When it comes to launching a multilingual website, you’ve generally got two options in regards to the approach you can take, these being either using one main domain which includes the appropriate language variations within or using separate ccTLD (country-code Top Level Domain). There are benefits and disadvantages to each, however the route you take can have a significant impact when it comes to online visibility, and choosing the most suitable approach for your business is absolutely vital.
As such, we thought we’d take a look at these two alternatives, sharing, in our experience, which of these makes for a stronger multilingual marketing approach.
A country code top-level domain (ccTLD) is an Internet top-level domain generally used or reserved for a country, a sovereign state, or a dependent territory, with examples being .co.uk (targeted to the UK), .de (targeted towards Germany) and .fr (targeted towards France).
In comparison, a TLD (top-level domain) is the likes of .com or .org, which aren’t targeted towards a specific country or territory. You wouldn’t use a .de to target the UK market, for example (you’d generally go for a .co.uk), however you could also opt for a .com, often to showcase a country with an international market.
When launching a multilingual online strategy, the traditional approach would be to launch an independent website, in a territory’s native language, on a branded ccTLD. As an example, if your main English language website sat on www.website.co.uk, you may launch www.website.de to target Germany (with the website being a full German translation, of course) or www.website.fr to target France.
In one respect, this offers the benefit of a country-specific domain name which, when seen listed in the search engines, can offer a better representation of a ‘local presence’ (even if you’re not physically in the country you’re targeting), however there’s a reason why .coms are so valuable and sought after; because they’re seen as the one true international domain; one which looks as much at home ranking on Google.de as it does Google.co.uk or .com.

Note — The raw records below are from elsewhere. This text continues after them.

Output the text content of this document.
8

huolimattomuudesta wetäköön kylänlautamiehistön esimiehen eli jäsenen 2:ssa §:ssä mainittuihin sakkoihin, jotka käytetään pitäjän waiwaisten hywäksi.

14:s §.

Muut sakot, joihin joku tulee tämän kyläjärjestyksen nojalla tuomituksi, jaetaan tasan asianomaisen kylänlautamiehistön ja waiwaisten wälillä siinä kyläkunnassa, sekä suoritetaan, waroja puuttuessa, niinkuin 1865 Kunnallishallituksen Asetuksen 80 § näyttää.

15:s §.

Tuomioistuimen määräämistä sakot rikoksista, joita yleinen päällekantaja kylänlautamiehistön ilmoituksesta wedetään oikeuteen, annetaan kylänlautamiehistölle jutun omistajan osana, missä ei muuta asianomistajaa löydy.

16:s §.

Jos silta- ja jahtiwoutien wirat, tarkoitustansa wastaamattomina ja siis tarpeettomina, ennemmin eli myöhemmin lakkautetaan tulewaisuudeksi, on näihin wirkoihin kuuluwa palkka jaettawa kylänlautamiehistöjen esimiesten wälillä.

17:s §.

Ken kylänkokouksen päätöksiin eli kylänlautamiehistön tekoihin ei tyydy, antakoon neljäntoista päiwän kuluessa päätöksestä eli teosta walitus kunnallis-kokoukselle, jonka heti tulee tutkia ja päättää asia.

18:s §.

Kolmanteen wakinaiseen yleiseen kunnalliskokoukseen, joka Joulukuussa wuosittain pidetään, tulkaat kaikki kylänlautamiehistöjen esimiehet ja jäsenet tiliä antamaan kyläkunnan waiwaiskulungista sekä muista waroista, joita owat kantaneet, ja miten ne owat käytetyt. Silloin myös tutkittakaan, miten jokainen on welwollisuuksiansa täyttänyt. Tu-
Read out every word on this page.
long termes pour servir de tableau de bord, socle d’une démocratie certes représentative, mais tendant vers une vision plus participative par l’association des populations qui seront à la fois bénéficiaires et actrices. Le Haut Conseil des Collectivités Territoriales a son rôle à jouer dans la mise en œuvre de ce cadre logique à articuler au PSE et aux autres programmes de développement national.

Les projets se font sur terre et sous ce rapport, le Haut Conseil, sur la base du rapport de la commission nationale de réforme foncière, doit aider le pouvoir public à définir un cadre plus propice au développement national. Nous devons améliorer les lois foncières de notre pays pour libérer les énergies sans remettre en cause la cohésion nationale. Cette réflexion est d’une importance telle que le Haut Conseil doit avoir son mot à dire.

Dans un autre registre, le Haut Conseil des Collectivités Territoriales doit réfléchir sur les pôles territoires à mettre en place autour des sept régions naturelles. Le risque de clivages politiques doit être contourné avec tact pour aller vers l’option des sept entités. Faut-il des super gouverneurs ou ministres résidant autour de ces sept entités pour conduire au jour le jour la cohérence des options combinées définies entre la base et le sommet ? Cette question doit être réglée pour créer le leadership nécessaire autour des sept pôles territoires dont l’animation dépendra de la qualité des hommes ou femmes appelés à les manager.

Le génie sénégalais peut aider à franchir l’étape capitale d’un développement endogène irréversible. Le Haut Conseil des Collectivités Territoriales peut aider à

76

Using one main domain – localising your .com
The other approach to launching an international digital marketing strategy is to keep your main domain (usually for this purpose you’d want to be using the .com variant) and launch regional-specific language versions, either on subdomains or within subdirectories. Going back to our example, this would see the international versions sitting on, for a German site, either de.example.com or example.com/de.
The ‘subdomain vs subdirectory’ debate could fill a whole post itself, however for further reading as to which is the best approach (both can be argued) there’s a great article by Moz here.
Whilst, in order to take the ‘right’ approach, you’ll still need a manually translated version of your site’s content (Google Translate is a big no-go – it’s dynamic and will never be indexed as a language variant), the benefit comes from the fact that you’re keeping it all under one roof, as it may be.
From a user perspective, your landing page will still display in their native language, however there are apparent advantages to keeping everything on one domain, the primary one being the fact that any additional languages added will benefit from its authority.
When you launch multiple ccTLDs, you’re almost starting from scratch with a brand new website on a brand new domain. When you use one main domain, however, so long as you implement the correct language targeting. (You can read a bit more about hreflang in Google’s own words here, with the key point being: “Use when your site content is fully translated. For example, you have both German and English versions of each page.”)
Yes, there’s technical work involved, however in many cases, it’s a simpler (and less time consuming approach) than launching multiple ccTLDs and the benefit of utilising the main domain’s authority is that you could see strong rankings on the different country-specific search engines relatively quickly.
Which to go for?
Unless there’s a specific argument (usually technical) for not doing so, the benefits of using either subdomains or subdirectories on your main domain far outweigh any disadvantages. By taking this approach, you’re strengthening one domain rather than ‘spreading your load too thinly’, as happens when you start launching multiple ccTLDs. For many businesses, organic, natural, quick wins are welcomed and it’s no different in this situation.
Yes, there’s a place and a purpose for such an approach, however in most instances, the quick wins come from utilising a domain’s authority – something you’ll be missing out on if you take the decision to launch multiple country-specific domains.